Vérité des urnes ou putsch !
Le ballottage incertain dans lequel se trouve le président de la République sortant condamné à affronter un de ses anciens «apprentis» dans un duel à mort, préoccupe trop visiblement les «stratèges» du Palais. La nervosité, mauvaise conseillère, a déjà conduit à un sur-activisme médiatique qui renseigne sur l'état d'esprit de Me Wade et de ses conseillers après le premier tour de l'élection présidentielle du 26 février. Il y a en effet de quoi avoir peur, au regard de la configuration politique qui s'annonce si un second tour de scrutin devait s'imposer définitivement. Entre la logorrhée médiatique qui a conduit le porte-parole de la présidence à soutenir dimanche nuit qu'il détient par devers lui des résultats gagnants pour Me Wade au premier tour, l'annonce d'une conférence de presse pour le lendemain, l'annulation de ladite rencontre avec les journalistes, et enfin cette «déclaration» absconse du chef de l'Etat hier à la Salle des Banquets, s'enchevêtrent mille et une raisons pour comprendre ce qui serait la stratégie gagnante du Palais. En cela, la vigilance s'impose.
En réalité, cette agitation est compréhensible car le candidat Abdoulaye Wade serait dans une situation impossible en cas de second tour face à Macky Sall. Il a quasiment épuisé son stock de suffrages. On ignore encore ce que sera son score final du premier tour, mais on voit bien que la configuration des forces a réellement changé.
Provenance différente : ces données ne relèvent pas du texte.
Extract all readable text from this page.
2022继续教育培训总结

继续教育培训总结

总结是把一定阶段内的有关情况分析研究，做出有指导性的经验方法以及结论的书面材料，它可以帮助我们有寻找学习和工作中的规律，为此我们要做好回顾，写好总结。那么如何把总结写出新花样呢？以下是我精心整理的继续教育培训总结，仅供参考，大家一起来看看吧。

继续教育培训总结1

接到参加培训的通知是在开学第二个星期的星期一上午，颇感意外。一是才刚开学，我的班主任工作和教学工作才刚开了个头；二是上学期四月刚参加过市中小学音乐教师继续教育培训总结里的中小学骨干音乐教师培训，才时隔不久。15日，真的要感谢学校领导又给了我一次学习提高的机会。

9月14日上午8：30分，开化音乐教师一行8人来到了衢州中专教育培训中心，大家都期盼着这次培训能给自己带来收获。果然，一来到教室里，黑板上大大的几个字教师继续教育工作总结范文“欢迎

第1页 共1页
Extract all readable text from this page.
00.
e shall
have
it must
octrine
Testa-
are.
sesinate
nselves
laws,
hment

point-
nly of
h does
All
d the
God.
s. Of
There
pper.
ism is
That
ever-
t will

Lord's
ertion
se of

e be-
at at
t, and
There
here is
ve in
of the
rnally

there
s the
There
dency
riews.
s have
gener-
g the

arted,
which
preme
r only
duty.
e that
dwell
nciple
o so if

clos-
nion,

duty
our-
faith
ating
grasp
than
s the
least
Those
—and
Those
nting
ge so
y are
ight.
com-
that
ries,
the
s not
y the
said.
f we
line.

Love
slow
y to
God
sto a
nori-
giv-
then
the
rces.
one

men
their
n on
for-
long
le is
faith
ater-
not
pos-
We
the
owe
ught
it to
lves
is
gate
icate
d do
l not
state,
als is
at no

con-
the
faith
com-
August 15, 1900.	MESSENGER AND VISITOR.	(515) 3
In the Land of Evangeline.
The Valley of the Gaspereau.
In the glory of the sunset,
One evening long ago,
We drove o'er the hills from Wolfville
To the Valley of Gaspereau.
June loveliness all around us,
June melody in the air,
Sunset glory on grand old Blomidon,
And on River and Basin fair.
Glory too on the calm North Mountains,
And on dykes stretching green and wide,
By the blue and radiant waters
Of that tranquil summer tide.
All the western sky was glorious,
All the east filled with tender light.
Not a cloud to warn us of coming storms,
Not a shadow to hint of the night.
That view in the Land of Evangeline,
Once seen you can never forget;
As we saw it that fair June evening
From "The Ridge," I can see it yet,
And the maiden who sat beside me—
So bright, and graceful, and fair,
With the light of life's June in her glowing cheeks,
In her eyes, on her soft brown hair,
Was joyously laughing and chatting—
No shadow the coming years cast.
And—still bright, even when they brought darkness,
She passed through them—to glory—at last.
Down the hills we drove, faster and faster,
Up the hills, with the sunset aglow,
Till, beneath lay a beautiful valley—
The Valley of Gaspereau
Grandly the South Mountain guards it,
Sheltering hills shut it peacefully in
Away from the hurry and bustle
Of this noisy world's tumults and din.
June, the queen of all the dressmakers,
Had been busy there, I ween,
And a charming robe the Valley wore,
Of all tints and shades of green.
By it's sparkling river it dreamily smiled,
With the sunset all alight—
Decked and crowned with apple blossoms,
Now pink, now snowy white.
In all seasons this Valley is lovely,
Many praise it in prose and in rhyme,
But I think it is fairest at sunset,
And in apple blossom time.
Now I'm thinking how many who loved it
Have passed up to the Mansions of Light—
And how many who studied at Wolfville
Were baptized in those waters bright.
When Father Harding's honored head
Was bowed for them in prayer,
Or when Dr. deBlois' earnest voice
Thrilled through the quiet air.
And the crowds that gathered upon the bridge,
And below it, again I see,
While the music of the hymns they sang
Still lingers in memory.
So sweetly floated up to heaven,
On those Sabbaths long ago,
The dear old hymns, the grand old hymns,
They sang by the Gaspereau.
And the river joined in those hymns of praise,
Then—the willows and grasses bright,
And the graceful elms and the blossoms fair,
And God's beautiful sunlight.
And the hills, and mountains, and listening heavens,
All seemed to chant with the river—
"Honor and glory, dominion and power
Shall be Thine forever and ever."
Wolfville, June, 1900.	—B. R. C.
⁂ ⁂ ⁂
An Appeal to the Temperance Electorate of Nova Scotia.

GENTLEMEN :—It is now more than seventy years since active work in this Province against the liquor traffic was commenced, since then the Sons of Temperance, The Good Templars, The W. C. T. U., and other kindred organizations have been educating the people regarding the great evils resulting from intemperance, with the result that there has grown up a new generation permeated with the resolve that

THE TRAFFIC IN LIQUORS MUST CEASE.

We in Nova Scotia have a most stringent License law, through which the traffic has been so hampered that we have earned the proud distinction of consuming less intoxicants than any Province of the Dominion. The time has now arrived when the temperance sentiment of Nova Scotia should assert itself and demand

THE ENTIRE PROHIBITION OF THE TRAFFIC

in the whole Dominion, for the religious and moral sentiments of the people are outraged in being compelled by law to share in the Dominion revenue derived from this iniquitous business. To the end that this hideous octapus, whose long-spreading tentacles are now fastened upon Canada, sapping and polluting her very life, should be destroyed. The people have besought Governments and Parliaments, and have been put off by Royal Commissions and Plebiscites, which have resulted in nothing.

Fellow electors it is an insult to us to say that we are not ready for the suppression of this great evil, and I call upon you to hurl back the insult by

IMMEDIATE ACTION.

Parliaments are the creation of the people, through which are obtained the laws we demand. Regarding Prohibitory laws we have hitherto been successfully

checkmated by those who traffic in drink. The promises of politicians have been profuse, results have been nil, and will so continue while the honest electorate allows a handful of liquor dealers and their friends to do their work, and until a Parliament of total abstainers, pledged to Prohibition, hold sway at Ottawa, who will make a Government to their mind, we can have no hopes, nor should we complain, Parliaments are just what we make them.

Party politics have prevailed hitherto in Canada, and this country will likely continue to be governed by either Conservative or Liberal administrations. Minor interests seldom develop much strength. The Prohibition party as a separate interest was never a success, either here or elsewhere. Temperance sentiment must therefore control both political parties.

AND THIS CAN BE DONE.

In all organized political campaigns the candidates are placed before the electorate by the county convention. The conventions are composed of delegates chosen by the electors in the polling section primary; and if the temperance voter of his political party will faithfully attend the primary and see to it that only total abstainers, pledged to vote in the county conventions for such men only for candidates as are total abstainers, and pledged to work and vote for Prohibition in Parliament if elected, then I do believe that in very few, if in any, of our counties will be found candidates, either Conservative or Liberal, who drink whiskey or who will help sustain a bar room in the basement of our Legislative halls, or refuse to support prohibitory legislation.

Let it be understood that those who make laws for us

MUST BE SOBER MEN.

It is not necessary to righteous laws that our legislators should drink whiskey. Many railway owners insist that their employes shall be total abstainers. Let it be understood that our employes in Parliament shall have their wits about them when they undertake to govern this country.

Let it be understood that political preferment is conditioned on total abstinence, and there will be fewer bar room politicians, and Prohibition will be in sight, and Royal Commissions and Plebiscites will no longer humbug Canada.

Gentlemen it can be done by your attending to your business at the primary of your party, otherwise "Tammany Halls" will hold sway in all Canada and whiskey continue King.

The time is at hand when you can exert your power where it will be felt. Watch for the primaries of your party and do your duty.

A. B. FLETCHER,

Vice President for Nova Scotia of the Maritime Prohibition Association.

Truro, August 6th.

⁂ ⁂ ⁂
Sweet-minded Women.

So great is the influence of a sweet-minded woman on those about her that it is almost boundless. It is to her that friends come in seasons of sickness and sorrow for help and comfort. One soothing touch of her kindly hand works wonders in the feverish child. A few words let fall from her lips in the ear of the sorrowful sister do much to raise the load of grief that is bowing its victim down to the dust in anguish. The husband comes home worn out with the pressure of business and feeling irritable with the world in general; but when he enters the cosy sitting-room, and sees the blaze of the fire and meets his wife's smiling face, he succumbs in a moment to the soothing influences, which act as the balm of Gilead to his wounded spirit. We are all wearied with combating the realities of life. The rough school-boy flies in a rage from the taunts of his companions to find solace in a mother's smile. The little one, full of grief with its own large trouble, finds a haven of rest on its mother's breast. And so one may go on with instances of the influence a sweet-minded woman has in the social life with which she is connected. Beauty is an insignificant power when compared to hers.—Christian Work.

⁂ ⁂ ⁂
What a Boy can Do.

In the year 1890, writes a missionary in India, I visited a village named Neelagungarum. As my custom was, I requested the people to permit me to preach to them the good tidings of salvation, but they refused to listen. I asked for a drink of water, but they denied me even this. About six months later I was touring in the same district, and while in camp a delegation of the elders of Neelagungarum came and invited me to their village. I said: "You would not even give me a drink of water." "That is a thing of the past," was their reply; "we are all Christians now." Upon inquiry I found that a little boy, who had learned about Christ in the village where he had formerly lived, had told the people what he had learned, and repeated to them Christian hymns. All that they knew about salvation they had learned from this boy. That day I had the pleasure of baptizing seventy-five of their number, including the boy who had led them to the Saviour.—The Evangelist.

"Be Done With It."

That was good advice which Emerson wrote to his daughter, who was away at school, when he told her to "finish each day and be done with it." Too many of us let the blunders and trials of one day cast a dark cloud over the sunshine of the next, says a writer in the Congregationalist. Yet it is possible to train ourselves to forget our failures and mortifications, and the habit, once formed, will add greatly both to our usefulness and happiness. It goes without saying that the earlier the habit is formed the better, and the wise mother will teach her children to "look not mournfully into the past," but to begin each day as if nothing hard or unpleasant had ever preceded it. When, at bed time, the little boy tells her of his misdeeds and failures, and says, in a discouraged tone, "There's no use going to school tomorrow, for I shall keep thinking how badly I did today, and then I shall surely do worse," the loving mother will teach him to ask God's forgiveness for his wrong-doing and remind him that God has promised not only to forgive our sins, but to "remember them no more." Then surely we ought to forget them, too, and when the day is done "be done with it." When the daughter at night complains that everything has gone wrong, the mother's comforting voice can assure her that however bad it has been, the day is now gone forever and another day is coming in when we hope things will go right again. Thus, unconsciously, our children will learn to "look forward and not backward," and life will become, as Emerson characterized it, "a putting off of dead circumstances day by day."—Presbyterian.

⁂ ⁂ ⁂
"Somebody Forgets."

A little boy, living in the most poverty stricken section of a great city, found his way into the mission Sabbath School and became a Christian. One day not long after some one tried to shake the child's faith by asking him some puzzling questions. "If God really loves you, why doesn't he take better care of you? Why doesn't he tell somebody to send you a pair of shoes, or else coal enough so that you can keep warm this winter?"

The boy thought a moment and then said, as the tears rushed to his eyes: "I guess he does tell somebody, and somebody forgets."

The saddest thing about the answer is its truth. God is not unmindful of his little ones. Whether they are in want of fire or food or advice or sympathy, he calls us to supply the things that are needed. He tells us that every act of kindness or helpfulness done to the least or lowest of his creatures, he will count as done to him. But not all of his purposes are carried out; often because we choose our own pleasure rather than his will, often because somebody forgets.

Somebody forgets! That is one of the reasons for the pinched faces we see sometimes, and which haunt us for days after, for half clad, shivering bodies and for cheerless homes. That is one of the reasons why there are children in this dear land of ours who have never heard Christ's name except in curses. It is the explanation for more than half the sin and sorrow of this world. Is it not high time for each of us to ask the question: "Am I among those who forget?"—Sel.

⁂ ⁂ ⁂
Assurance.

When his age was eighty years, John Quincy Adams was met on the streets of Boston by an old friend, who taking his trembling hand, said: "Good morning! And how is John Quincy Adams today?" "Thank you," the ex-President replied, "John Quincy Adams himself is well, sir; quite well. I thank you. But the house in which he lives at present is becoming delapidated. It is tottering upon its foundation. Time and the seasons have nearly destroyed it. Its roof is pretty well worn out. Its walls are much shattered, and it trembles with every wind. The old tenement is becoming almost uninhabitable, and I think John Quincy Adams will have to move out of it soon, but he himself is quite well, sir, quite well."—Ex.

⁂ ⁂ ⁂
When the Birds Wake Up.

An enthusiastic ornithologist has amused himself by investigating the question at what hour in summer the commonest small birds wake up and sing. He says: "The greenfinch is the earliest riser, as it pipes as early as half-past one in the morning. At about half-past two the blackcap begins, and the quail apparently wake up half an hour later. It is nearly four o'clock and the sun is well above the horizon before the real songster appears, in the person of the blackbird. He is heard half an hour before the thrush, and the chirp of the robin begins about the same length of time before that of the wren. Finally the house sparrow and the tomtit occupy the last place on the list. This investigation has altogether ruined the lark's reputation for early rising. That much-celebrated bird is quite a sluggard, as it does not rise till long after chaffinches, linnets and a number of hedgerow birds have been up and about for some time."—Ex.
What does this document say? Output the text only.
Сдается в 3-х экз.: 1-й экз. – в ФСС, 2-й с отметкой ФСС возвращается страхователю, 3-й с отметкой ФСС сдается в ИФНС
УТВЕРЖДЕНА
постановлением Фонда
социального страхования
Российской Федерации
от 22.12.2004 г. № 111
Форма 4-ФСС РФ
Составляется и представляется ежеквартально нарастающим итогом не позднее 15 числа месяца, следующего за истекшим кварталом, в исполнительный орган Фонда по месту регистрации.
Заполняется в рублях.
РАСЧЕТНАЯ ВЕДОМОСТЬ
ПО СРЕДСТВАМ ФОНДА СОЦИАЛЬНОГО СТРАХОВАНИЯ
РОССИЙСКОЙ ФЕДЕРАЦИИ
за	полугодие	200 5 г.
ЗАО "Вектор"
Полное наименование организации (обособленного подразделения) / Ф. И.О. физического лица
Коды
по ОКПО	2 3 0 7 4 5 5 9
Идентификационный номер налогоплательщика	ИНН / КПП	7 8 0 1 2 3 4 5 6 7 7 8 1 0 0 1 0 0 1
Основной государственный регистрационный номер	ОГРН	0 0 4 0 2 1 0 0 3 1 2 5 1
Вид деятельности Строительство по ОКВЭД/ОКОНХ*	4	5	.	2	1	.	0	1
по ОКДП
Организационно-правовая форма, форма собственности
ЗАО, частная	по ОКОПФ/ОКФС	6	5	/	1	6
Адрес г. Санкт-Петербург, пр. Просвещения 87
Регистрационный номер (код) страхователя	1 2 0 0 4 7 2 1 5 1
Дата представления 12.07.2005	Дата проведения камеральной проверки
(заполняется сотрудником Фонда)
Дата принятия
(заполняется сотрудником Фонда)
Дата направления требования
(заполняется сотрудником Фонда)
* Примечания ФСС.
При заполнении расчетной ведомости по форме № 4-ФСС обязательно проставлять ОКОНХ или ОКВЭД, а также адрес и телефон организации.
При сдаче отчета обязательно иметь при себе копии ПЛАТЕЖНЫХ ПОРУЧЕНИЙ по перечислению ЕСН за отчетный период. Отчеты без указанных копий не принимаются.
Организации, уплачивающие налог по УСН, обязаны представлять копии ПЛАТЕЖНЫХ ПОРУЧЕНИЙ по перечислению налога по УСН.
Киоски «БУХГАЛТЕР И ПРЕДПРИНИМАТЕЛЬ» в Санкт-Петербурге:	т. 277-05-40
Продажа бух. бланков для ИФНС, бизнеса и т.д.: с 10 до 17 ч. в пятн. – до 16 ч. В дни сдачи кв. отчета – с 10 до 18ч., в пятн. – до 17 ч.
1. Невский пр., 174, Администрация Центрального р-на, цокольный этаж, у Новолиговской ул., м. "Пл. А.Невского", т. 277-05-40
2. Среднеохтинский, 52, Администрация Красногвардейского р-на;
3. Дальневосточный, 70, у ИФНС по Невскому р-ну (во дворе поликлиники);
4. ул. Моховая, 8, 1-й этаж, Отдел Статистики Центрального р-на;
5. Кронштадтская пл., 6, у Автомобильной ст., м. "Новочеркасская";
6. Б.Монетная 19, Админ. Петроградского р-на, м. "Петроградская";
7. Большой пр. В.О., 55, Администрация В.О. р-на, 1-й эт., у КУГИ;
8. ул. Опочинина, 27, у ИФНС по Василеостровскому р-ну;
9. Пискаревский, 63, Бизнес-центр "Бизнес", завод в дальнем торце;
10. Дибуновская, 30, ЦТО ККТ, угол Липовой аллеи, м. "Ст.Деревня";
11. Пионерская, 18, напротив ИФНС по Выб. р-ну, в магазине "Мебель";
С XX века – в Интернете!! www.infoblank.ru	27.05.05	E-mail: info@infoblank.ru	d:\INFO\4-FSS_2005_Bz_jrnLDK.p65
Macky Sall a plus de marge de manœuvres du fait justement qu'il peut, plus facilement que Wade, récolter les voix des candidats malheureux au premier tour de la présidentielle. On voit mal Idrissa Seck qui a plusieurs fois répété qu'il soutiendrait le candidat de l'opposition le mieux placé, revenir sur cet engagement majeur pour se ranger derrière Wade, quels que puissent être les enjeux politiques. On ne voit pas non plus Moustapha Niasse, arrivé troisième, négocier, sous quelques formes que ce soit, avec le candidat du Sopi, pour on ne sait d'ailleurs quoi. Niasse semble plutôt motivé à solder ses comptes, dix ans après, avec Me Abdoulaye Wade.
Mais quels que soient les chances et les calculs des uns et des autres, il faut savoir que Me Abdoulaye Wade, toute bête blessée qu'il est, assurément affaibli, reste potentiellement dangereux. Il détient des leviers de l'Etat, mais aussi et surtout d'importants moyens financiers qui lui donnent encore une marge de manœuvre... sonnante et trébuchante, dans un pays où l'argent est devenu roi. Traumatisé par ses résultats, le Président Wade engagera sans doute un baroud d'honneur avec toute la détermination nécessaire. Opposant pendant un quart de siècle, il s'est forgé une ténacité au niveau du tempérament qui en fait un bien redoutable adversaire politique. N'a-t-on pas l'habitude de dire qu'une bête blessée est encore plus dangereuse, surtout lorsqu'elle ne voit aucune issue claire après avoir régné pendant de longues années sur un territoire supposé...conquis ? Un homme à surveiller.